Seriously, a movie is a movie. If you create it with a cast, characters, story and shoot it on film or digitally, edit it, and then release it to an audience, why can’t that film have the same opportunity to win an Oscar as something done mostly by giant studios?
One reason is sheer numbers. There would be too many movies for the Oscar voting group to consider. I guess that’s where the numbers get whittled down and voted upon and then a pool of main candidates is put before the voting audience. Perhaps the vetting of “all new movies” is done by moviegoers. From that list becomes the smaller, more manageable list that the Academy reviews for final balloting and voting.

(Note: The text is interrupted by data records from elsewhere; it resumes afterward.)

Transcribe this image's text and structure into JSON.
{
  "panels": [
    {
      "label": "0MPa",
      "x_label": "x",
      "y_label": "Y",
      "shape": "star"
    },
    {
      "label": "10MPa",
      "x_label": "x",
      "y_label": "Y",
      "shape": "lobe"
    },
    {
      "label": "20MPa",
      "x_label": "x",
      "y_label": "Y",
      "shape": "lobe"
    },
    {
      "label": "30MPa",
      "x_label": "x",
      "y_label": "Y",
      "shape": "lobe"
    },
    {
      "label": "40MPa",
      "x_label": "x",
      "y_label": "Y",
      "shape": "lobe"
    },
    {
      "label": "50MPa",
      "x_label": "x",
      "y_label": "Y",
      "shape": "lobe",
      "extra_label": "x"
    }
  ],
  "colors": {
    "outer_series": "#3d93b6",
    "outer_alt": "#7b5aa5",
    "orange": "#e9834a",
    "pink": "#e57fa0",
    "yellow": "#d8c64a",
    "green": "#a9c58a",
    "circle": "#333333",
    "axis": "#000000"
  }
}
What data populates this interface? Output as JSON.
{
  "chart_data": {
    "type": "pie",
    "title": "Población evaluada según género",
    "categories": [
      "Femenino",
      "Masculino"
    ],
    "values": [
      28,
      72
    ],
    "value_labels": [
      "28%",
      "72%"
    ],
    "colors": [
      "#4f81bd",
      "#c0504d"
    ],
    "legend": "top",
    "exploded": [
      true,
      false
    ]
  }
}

There are no perfect systems, but the old way of approving movies that only show in theaters is becoming increasingly pointless. The pandemic makes this new temporary change for 2020 (presumably reverting back to the old rule in 2021 if theaters are reopened) shouldn’t be the only reason the rules need revision.
We all know the next few months have very few theatrical releases scheduled (see: Delayed Screenings – Only 9 of 39 (23%) Wide Release Movies Coming to Movie Theaters (if they reopen) Through August 1, 2020 — this number has reduced even further since it was published)
June 2020 now has no new movies scheduled for theatrical release
With King of Staten Island now going to VOD and Fatale being pushed back to October 30, 2020 there are now zero new wide release movies scheduled for theaters in June 2020. There is only one for May 2020 as of this writing (Irresistible on May 29). The High Note previously scheduled for May 8 is now going to VOD/streaming on May 29 (source).
Will Irresistible hold out for its release, be pushed back or go to VOD/streaming also? Smart money says yes. If that happens, this means that no new movies will be opening in theaters in April, May or June 2020, when normally there would be 2-3 new wide release movies every week at this time.
What new movies on VOD/streaming do you think should be eligible for Oscar consideration?